Form 8-K

 

 

UNITED STATES

SECURITIES AND EXCHANGE COMMISSION

WASHINGTON, D.C. 20549

 

 

FORM 8-K

 

 

CURRENT REPORT

Pursuant to Section 13 or 15(d) of the

Securities Exchange Act of 1934

Date of report (Date of earliest event reported): May 18, 2011

 

 

SUNOCO, INC.

(Exact name of registrant as specified in its charter)

 

 

 

Pennsylvania   1-6841   23-1743282

(State or other jurisdiction

of incorporation)

 

(Commission

file number)

 

(IRS employer

identification number)

1818 Market Street, Suite 1500, Philadelphia, PA   19103
(Address of principal executive offices)   (Zip Code)

(215) 977-3000

(Registrant’s telephone number, including area code)

Not Applicable

(Former name or former address, if changed since last report)

 

 

Check the appropriate box below if the Form 8-K is intended to simultaneously satisfy the filing obligation of the registrant under any of the following provisions:

 

¨ Written communications pursuant to Rule 425 under the Securities Act (17 CFR 230.425)

 

¨ Soliciting material pursuant to Rule 14a-12 under the Exchange Act (17 CFR 240.14a-12)

 

¨ Pre-commencement communications pursuant to Rule 14d-2(b) under the Exchange Act (17 CFR 240.14d-2(b))

 

¨ Pre-commencement communications pursuant to Rule 13e-4(c) under the Exchange Act (17 CFR 240.13e-4(c))

 

 

 


Item 2.05 Costs Associated with Exit or Disposal Activities.

On May 18, 2011, Sunoco, Inc. (the “Company”) announced that it reached an agreement to sell its one billion pounds per year phenol and acetone manufacturing facility in Philadelphia, Pennsylvania to Honeywell. The Company will sell the facility and product inventory attributable to the facility for a combined purchase price of approximately $85 million. The product inventory will be valued at market prices at closing. The transaction is subject to regulatory approval and customary closing conditions, and is expected to be completed in the third quarter of 2011.

The Company expects to incur pretax charges, which are primarily non-cash, of approximately $125- $150 million, related to the sale primarily in the second quarter of 2011. The Company currently is evaluating other cash exit costs associated with this transaction, including severance costs. However, the Company does not expect any such charges or future cash expenditures to be material.

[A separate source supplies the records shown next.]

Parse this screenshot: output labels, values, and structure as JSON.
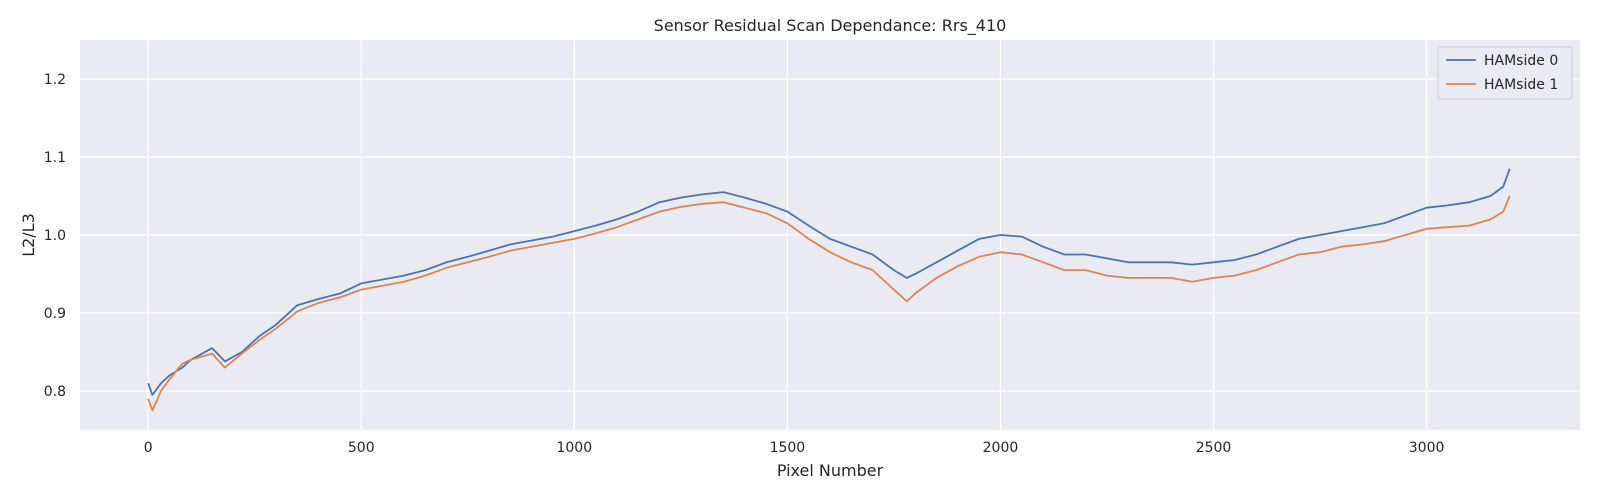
{
  "chart_data": {
    "type": "line",
    "title": "Sensor Residual Scan Dependance: Rrs_410",
    "xlabel": "Pixel Number",
    "ylabel": "L2/L3",
    "xlim": [
      -160,
      3360
    ],
    "ylim": [
      0.75,
      1.25
    ],
    "xticks": [
      0,
      500,
      1000,
      1500,
      2000,
      2500,
      3000
    ],
    "xtick_labels": [
      "0",
      "500",
      "1000",
      "1500",
      "2000",
      "2500",
      "3000"
    ],
    "yticks": [
      0.8,
      0.9,
      1.0,
      1.1,
      1.2
    ],
    "ytick_labels": [
      "0.8",
      "0.9",
      "1.0",
      "1.1",
      "1.2"
    ],
    "grid": true,
    "legend_position": "top-right",
    "background_color": "#eaeaf2",
    "series": [
      {
        "name": "HAMside 0",
        "color": "#4c72b0",
        "points": [
          [
            0,
            0.81
          ],
          [
            10,
            0.795
          ],
          [
            30,
            0.81
          ],
          [
            50,
            0.82
          ],
          [
            80,
            0.83
          ],
          [
            100,
            0.84
          ],
          [
            150,
            0.855
          ],
          [
            180,
            0.838
          ],
          [
            220,
            0.85
          ],
          [
            260,
            0.87
          ],
          [
            300,
            0.885
          ],
          [
            350,
            0.91
          ],
          [
            400,
            0.918
          ],
          [
            450,
            0.925
          ],
          [
            500,
            0.938
          ],
          [
            550,
            0.943
          ],
          [
            600,
            0.948
          ],
          [
            650,
            0.955
          ],
          [
            700,
            0.965
          ],
          [
            750,
            0.972
          ],
          [
            800,
            0.98
          ],
          [
            850,
            0.988
          ],
          [
            900,
            0.993
          ],
          [
            950,
            0.998
          ],
          [
            1000,
            1.005
          ],
          [
            1050,
            1.012
          ],
          [
            1100,
            1.02
          ],
          [
            1150,
            1.03
          ],
          [
            1200,
            1.042
          ],
          [
            1250,
            1.048
          ],
          [
            1300,
            1.052
          ],
          [
            1350,
            1.055
          ],
          [
            1400,
            1.048
          ],
          [
            1450,
            1.04
          ],
          [
            1500,
            1.03
          ],
          [
            1550,
            1.012
          ],
          [
            1600,
            0.995
          ],
          [
            1650,
            0.985
          ],
          [
            1700,
            0.975
          ],
          [
            1750,
            0.955
          ],
          [
            1780,
            0.945
          ],
          [
            1800,
            0.95
          ],
          [
            1850,
            0.965
          ],
          [
            1900,
            0.98
          ],
          [
            1950,
            0.995
          ],
          [
            2000,
            1.0
          ],
          [
            2050,
            0.998
          ],
          [
            2100,
            0.985
          ],
          [
            2150,
            0.975
          ],
          [
            2200,
            0.975
          ],
          [
            2250,
            0.97
          ],
          [
            2300,
            0.965
          ],
          [
            2350,
            0.965
          ],
          [
            2400,
            0.965
          ],
          [
            2450,
            0.962
          ],
          [
            2500,
            0.965
          ],
          [
            2550,
            0.968
          ],
          [
            2600,
            0.975
          ],
          [
            2650,
            0.985
          ],
          [
            2700,
            0.995
          ],
          [
            2750,
            1.0
          ],
          [
            2800,
            1.005
          ],
          [
            2850,
            1.01
          ],
          [
            2900,
            1.015
          ],
          [
            2950,
            1.025
          ],
          [
            3000,
            1.035
          ],
          [
            3050,
            1.038
          ],
          [
            3100,
            1.042
          ],
          [
            3150,
            1.05
          ],
          [
            3180,
            1.062
          ],
          [
            3195,
            1.085
          ]
        ]
      },
      {
        "name": "HAMside 1",
        "color": "#dd8452",
        "points": [
          [
            0,
            0.79
          ],
          [
            10,
            0.775
          ],
          [
            30,
            0.8
          ],
          [
            50,
            0.815
          ],
          [
            80,
            0.835
          ],
          [
            100,
            0.84
          ],
          [
            150,
            0.848
          ],
          [
            180,
            0.83
          ],
          [
            220,
            0.848
          ],
          [
            260,
            0.865
          ],
          [
            300,
            0.88
          ],
          [
            350,
            0.902
          ],
          [
            400,
            0.913
          ],
          [
            450,
            0.92
          ],
          [
            500,
            0.93
          ],
          [
            550,
            0.935
          ],
          [
            600,
            0.94
          ],
          [
            650,
            0.948
          ],
          [
            700,
            0.958
          ],
          [
            750,
            0.965
          ],
          [
            800,
            0.972
          ],
          [
            850,
            0.98
          ],
          [
            900,
            0.985
          ],
          [
            950,
            0.99
          ],
          [
            1000,
            0.995
          ],
          [
            1050,
            1.002
          ],
          [
            1100,
            1.01
          ],
          [
            1150,
            1.02
          ],
          [
            1200,
            1.03
          ],
          [
            1250,
            1.036
          ],
          [
            1300,
            1.04
          ],
          [
            1350,
            1.042
          ],
          [
            1400,
            1.035
          ],
          [
            1450,
            1.028
          ],
          [
            1500,
            1.015
          ],
          [
            1550,
            0.995
          ],
          [
            1600,
            0.978
          ],
          [
            1650,
            0.965
          ],
          [
            1700,
            0.955
          ],
          [
            1750,
            0.93
          ],
          [
            1780,
            0.915
          ],
          [
            1800,
            0.925
          ],
          [
            1850,
            0.945
          ],
          [
            1900,
            0.96
          ],
          [
            1950,
            0.972
          ],
          [
            2000,
            0.978
          ],
          [
            2050,
            0.975
          ],
          [
            2100,
            0.965
          ],
          [
            2150,
            0.955
          ],
          [
            2200,
            0.955
          ],
          [
            2250,
            0.948
          ],
          [
            2300,
            0.945
          ],
          [
            2350,
            0.945
          ],
          [
            2400,
            0.945
          ],
          [
            2450,
            0.94
          ],
          [
            2500,
            0.945
          ],
          [
            2550,
            0.948
          ],
          [
            2600,
            0.955
          ],
          [
            2650,
            0.965
          ],
          [
            2700,
            0.975
          ],
          [
            2750,
            0.978
          ],
          [
            2800,
            0.985
          ],
          [
            2850,
            0.988
          ],
          [
            2900,
            0.992
          ],
          [
            2950,
            1.0
          ],
          [
            3000,
            1.008
          ],
          [
            3050,
            1.01
          ],
          [
            3100,
            1.012
          ],
          [
            3150,
            1.02
          ],
          [
            3180,
            1.03
          ],
          [
            3195,
            1.05
          ]
        ]
      }
    ]
  }
}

Attached to this Current Report on Form 8-K as Exhibit 99.1 is a copy of the Company’s related press release dated May 18, 2011, which is incorporated by reference herein.

 

Item 2.06 Material Impairments

As discussed above, under Item 2.05 of this report, the Company expects to incur pretax charges of approximately $125-$150 million, primarily in the second quarter of 2011 related to the sale of its phenol and acetone manufacturing facility in Philadelphia, Pennsylvania. The Company currently is evaluating other cash exit costs associated with this transaction, including severance costs. However, the Company does not expect any such charges or future cash expenditures to be material.

Attached to this Current Report on Form 8-K as Exhibit 99.1 is a copy of the Company’s related press release dated May 18, 2011, which is incorporated by reference herein.

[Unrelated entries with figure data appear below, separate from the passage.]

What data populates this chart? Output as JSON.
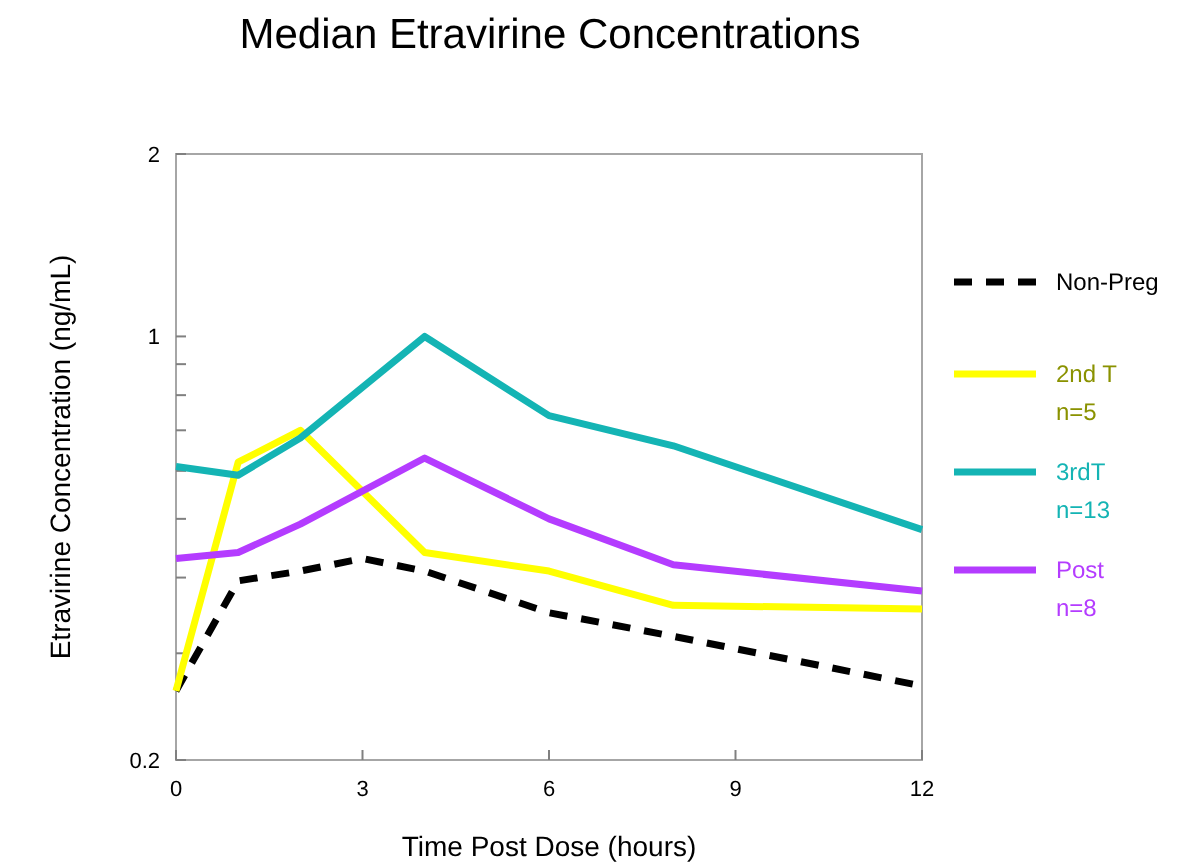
{
  "chart_data": {
    "type": "line",
    "title": "Median Etravirine Concentrations",
    "xlabel": "Time Post Dose (hours)",
    "ylabel": "Etravirine Concentration (ng/mL)",
    "log": "y",
    "xlim": [
      0,
      12
    ],
    "xticks": [
      0,
      3,
      6,
      9,
      12
    ],
    "ylim": [
      0.2,
      2
    ],
    "yticks": [
      0.2,
      {
        "value": 0.3,
        "label": null
      },
      {
        "value": 0.4,
        "label": null
      },
      {
        "value": 0.5,
        "label": null
      },
      {
        "value": 0.6,
        "label": null
      },
      {
        "value": 0.7,
        "label": null
      },
      {
        "value": 0.8,
        "label": null
      },
      {
        "value": 0.9,
        "label": null
      },
      1,
      2
    ],
    "grid": false,
    "legend": "right",
    "marker": "none",
    "x": [
      0,
      1,
      2,
      3,
      4,
      6,
      8,
      12
    ],
    "series": [
      {
        "name": "Non-Preg",
        "color": "#000000",
        "line_style": "dashed",
        "values": [
          0.26,
          0.395,
          0.41,
          0.43,
          0.41,
          0.35,
          0.32,
          0.265
        ]
      },
      {
        "name": "2nd T\nn=5",
        "color": "#ffff00",
        "x": [
          0,
          1,
          2,
          4,
          6,
          8,
          12
        ],
        "values": [
          0.26,
          0.62,
          0.7,
          0.44,
          0.41,
          0.36,
          0.355
        ]
      },
      {
        "name": "3rdT\nn=13",
        "color": "#14b4b4",
        "x": [
          0,
          1,
          2,
          4,
          6,
          8,
          12
        ],
        "values": [
          0.61,
          0.59,
          0.68,
          1.0,
          0.74,
          0.66,
          0.48
        ]
      },
      {
        "name": "Post\nn=8",
        "color": "#b43cff",
        "x": [
          0,
          1,
          2,
          4,
          6,
          8,
          12
        ],
        "values": [
          0.43,
          0.44,
          0.49,
          0.63,
          0.5,
          0.42,
          0.38
        ]
      }
    ]
  }
}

Item 9.01 Financial Statements and Exhibits.

 

  (d) Exhibits

99.1 - Sunoco, Inc. Press Release, dated May 18, 2011.

Safe Harbor Statement

Statements contained in this report, or the exhibits to this report, that state the Company’s or its management’s expectations or predictions of the future are forward-looking statements intended to be covered by the safe harbor provisions of the Securities Act of 1933, as amended, and the Securities Exchange Act of 1934, as amended. The Company’s actual results could differ materially from those projected in such forward-looking statements. Factors that could affect those results include those mentioned in the documents that the Company has filed with the Securities and Exchange Commission.


SIGNATURES

Pursuant to the requirements of the Securities Exchange Act of 1934, the registrant has duly caused this report to be signed on its behalf by the undersigned hereunto duly authorized.

 

    SUNOCO, INC.
    (Registrant)
Date: May 19, 2011    
   

/s/ Joseph P. Krott

    Joseph P. Krott
    Comptroller
    (Principal Accounting Officer)


EXHIBIT INDEX

 

Exhibit

Number

   Exhibit
99.1    Sunoco, Inc. Press Release, dated May 18, 2011.